La catastrophe minière de Soma qui a fait plus de 280 victimes est sans conteste un drame qui n’est pas directement imputable au pouvoir politique. S’il y a négligence, elle appartient d’abord à la société privée qui exploite le charbonnage. Mais c’est le Premier ministre turc qui cristallise la fureur des gens depuis le début. Il se fait de plus en plus arrogant. Un tel accès de colère n’avait jamais été relevé à son encontre. Il a été hué, sa voiture a été attaquée. Pourquoi une telle fixation sur Tayyip Erdogan ? Trois raisons l’expliquent.
Le décret de 2012 et le manque de vigilance
Un décret de 2012 a soumis à l’autorisation du Premier ministre toute privatisation ou concession dans le secteur de l’énergie. En 2011, un rapport du Conseil d’Inspection de l’Etat (DDK) avait en effet attiré l’attention sur les risques élevés en matière de sécurité et de santé dans les mines. On aurait pu s’attendre à ce que l’examen des demandes soit plus scrupuleux.

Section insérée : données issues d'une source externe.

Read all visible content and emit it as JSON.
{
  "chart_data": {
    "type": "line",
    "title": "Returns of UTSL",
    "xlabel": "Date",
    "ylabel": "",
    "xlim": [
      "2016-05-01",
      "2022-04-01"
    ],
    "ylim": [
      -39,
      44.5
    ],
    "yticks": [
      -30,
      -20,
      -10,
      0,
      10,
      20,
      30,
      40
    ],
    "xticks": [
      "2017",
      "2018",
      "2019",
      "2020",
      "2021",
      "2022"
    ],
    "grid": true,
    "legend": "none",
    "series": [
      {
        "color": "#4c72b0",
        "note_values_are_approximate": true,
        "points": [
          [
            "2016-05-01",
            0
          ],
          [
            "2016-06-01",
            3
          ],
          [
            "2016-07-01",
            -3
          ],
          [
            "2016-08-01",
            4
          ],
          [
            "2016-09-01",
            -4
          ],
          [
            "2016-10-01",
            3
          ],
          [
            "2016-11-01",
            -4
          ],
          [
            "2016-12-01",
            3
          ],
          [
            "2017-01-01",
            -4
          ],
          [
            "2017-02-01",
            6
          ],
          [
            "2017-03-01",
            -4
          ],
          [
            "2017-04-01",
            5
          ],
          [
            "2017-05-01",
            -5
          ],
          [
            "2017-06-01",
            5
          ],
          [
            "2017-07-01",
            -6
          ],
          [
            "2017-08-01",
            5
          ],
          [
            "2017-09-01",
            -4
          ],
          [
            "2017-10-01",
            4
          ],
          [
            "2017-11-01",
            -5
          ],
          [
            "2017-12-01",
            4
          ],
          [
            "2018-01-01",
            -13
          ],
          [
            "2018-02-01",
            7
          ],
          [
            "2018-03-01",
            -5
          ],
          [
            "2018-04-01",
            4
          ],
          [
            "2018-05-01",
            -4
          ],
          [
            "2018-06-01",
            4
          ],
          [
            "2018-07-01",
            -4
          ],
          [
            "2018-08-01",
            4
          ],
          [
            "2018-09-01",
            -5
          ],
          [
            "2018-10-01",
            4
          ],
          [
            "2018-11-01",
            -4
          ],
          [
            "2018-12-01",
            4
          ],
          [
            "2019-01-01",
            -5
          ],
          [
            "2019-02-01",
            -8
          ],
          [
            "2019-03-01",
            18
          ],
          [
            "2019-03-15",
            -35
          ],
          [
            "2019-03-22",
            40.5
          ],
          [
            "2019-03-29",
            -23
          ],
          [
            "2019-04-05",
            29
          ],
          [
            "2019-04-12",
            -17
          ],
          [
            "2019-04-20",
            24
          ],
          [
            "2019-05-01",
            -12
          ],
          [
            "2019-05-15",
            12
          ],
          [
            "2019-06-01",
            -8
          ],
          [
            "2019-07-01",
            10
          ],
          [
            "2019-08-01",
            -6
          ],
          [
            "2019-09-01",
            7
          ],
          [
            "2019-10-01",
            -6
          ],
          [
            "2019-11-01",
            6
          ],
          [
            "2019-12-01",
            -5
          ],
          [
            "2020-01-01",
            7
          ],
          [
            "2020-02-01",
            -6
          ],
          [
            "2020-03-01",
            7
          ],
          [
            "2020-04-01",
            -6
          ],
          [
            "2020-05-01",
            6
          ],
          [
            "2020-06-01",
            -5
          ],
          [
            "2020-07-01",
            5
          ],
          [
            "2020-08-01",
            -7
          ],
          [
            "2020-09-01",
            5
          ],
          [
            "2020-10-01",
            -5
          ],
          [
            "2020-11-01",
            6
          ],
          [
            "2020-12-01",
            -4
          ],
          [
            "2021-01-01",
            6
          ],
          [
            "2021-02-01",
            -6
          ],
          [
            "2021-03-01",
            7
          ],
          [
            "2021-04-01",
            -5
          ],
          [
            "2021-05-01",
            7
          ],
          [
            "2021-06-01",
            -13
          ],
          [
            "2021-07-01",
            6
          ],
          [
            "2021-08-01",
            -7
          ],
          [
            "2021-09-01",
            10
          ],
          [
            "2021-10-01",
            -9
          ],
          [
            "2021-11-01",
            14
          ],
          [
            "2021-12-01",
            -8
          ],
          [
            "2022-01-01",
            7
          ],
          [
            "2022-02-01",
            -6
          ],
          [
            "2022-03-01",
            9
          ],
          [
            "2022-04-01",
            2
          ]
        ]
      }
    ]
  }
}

Or il semble que ça n’a pas été le cas puisque les accidents se sont multipliés. A tel point que les trois partis d’opposition ont demandé, il y a trois semaines, la formation d’une commission parlementaire pour en rechercher les causes et proposer des solutions. Cette demande a été perçue comme une mesure d’obstruction par l’AKP, le parti de Tayyip Erdogan, et finalement rejetée. Erdogan a déclaré avoir lu les procès-verbaux des discussions parlementaires pour affirmer que les députés de l’opposition n’avaient rien dit sur Soma. Il s’est trouvé que c’était loin d’être vrai. La presse, dont les propriétaires font souvent des affaires dans le secteur de la sidérurgie, n’a pas insisté.
Les propos déplacés du Premier ministre
Erdogan est connu pour son impulsivité et ses coups de sang. Il avait déjà rabroué un agriculteur qui lui avait reproché sa politique en disant : «nos mères pleurent !» (expression turque qui signifie «nous sommes dans un pétrin pas possible»). Et le Premier ministre de lui répondre au tac-au-tac : «prends ta mère et tire-toi !». Dernièrement, il joutait avec le bâtonnier du Conseil national des barreaux. Il lui avait lancé, «tu es grossier, tu es un menteur !».

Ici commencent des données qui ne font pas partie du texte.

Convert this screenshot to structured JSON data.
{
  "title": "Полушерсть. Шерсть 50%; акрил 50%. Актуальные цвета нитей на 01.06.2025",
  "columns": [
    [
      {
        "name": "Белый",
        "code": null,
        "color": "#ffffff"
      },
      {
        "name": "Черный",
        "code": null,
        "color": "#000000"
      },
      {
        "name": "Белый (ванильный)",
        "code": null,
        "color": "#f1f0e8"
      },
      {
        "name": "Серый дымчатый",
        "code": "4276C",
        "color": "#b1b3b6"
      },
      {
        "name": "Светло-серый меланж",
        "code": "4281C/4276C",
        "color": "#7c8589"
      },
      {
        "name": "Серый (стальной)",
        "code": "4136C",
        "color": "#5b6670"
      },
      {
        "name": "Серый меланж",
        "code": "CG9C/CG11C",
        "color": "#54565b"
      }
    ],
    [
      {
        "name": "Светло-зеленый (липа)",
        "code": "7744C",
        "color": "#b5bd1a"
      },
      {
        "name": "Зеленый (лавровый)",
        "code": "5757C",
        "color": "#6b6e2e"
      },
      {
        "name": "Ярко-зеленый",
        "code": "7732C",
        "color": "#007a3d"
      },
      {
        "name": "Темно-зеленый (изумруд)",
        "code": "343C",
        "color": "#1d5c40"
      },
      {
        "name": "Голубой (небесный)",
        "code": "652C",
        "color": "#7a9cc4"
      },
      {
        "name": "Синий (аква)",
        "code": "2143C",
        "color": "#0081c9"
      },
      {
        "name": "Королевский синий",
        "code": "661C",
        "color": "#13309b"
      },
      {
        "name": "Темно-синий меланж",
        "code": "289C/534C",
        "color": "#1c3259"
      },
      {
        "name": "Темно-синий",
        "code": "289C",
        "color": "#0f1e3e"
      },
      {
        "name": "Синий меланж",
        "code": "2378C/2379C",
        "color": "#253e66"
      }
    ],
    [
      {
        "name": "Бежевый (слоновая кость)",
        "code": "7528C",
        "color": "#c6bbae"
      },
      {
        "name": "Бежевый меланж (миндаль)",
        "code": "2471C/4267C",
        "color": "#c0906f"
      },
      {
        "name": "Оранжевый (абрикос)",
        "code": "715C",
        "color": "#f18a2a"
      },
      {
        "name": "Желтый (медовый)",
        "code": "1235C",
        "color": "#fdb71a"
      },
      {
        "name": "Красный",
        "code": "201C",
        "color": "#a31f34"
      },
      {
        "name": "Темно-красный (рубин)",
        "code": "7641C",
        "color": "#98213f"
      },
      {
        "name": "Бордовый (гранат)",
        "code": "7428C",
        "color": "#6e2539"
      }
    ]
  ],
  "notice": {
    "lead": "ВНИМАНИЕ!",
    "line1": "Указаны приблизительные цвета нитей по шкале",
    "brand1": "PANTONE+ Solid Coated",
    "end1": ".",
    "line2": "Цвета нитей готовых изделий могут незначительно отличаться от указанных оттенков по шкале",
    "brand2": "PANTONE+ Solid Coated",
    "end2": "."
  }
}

Dernier épisode en date : l’accident à Soma. Le Premier ministre est venu prendre des nouvelles mais ses propos lors de la conférence de presse ont stupéfié tout le monde. Il a déclaré que les accidents étaient «dans la nature des choses» dans ce métier et a donné des exemples. Le fait de sortir ses notes, de chausser ses lunettes et d’énumérer des catastrophes minières qui ont eu lieu à l’étranger au 19è et au 20è siècles a littéralement sidéré les proches des victimes. Il a d’ailleurs étrangement pris la défense de la société d’exploitation avant d’avoir toutes les données en mains.
Les gestes choquants du Premier ministre et de son entourage
Lors de sa visite à Soma, Erdogan a été fraîchement accueilli. La présence d’une foultitude de gardes du corps pour un homme politique qui se targue d’être proche du peuple a suffi à exaspérer la foule. Celle-ci l’a conspué, pis, sa voiture, qui a été banalisée afin d’échapper à la colère du peuple, a été secouée.

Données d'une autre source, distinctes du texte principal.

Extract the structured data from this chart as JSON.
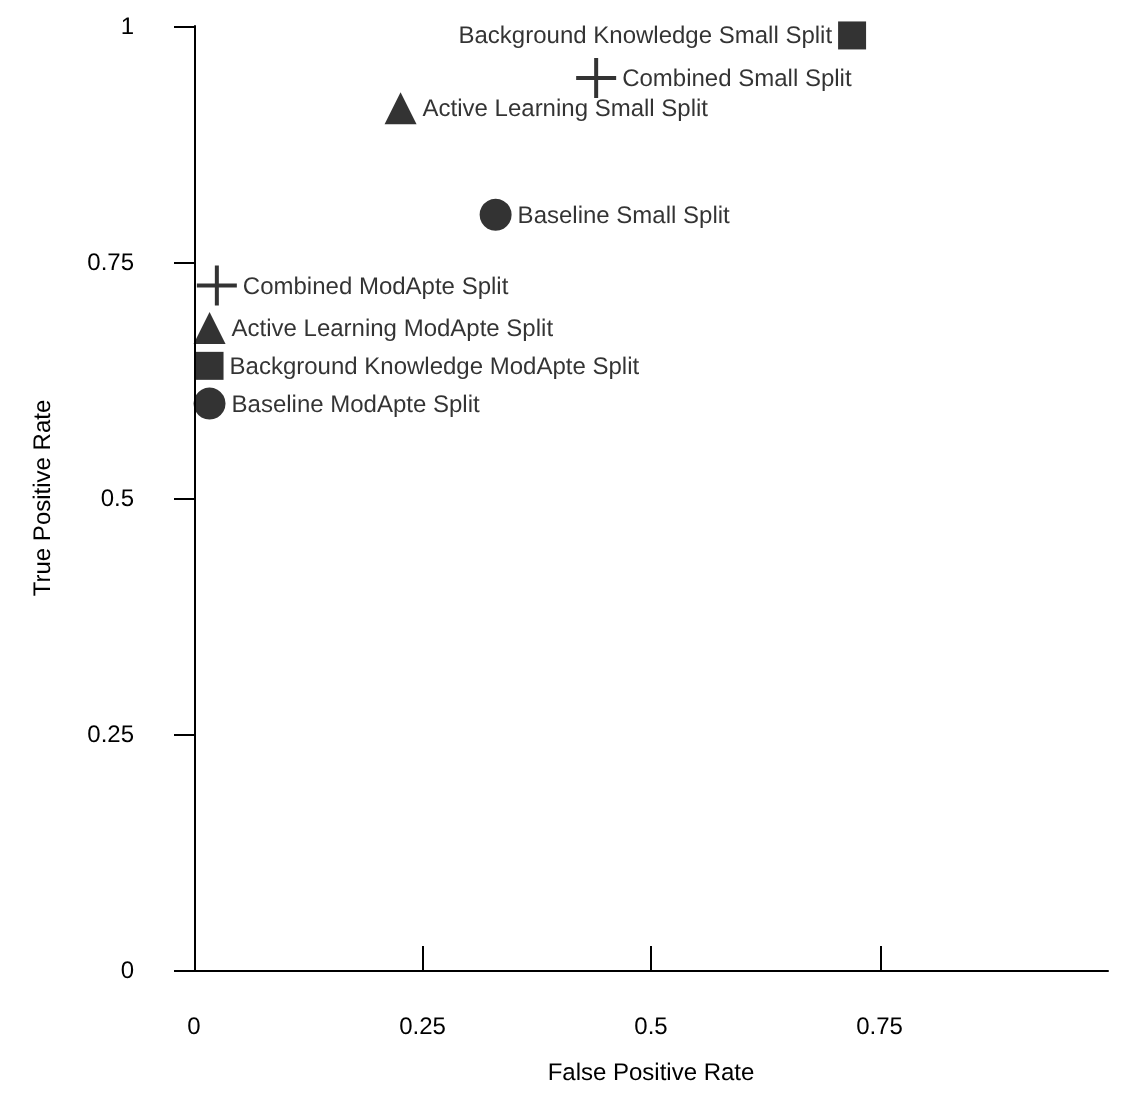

Le chef du gouvernement, fidèle à lui-même, s’est emporté. Il a interpellé l’un des manifestants en lui disant, «lorsque tu conspues le Premier ministre de ce pays, tu dois t’attendre à recevoir une baffe» ! A une autre personne qui l’apostrophait, il a lancé, «viens me le dire en face!» avant de le suivre jusqu’à l’entrée d’une supérette et de le bousculer. La vidéo qui le montre en train de l’agripper par le cou a fait le tour du monde. Au même moment, on entend une voix proférer l’insulte, «semence d’Israël». L’AFP a immédiatement diffusé l’information.
Le même jour, un conseiller d’Erdogan, Yusuf Yerkel était en train de flanquer des coups de pied à un proche de victime à terre. Les tentatives de justification du porte-parole de l’AKP, Hüseyin Celik, ont ajouté à l’exaspération.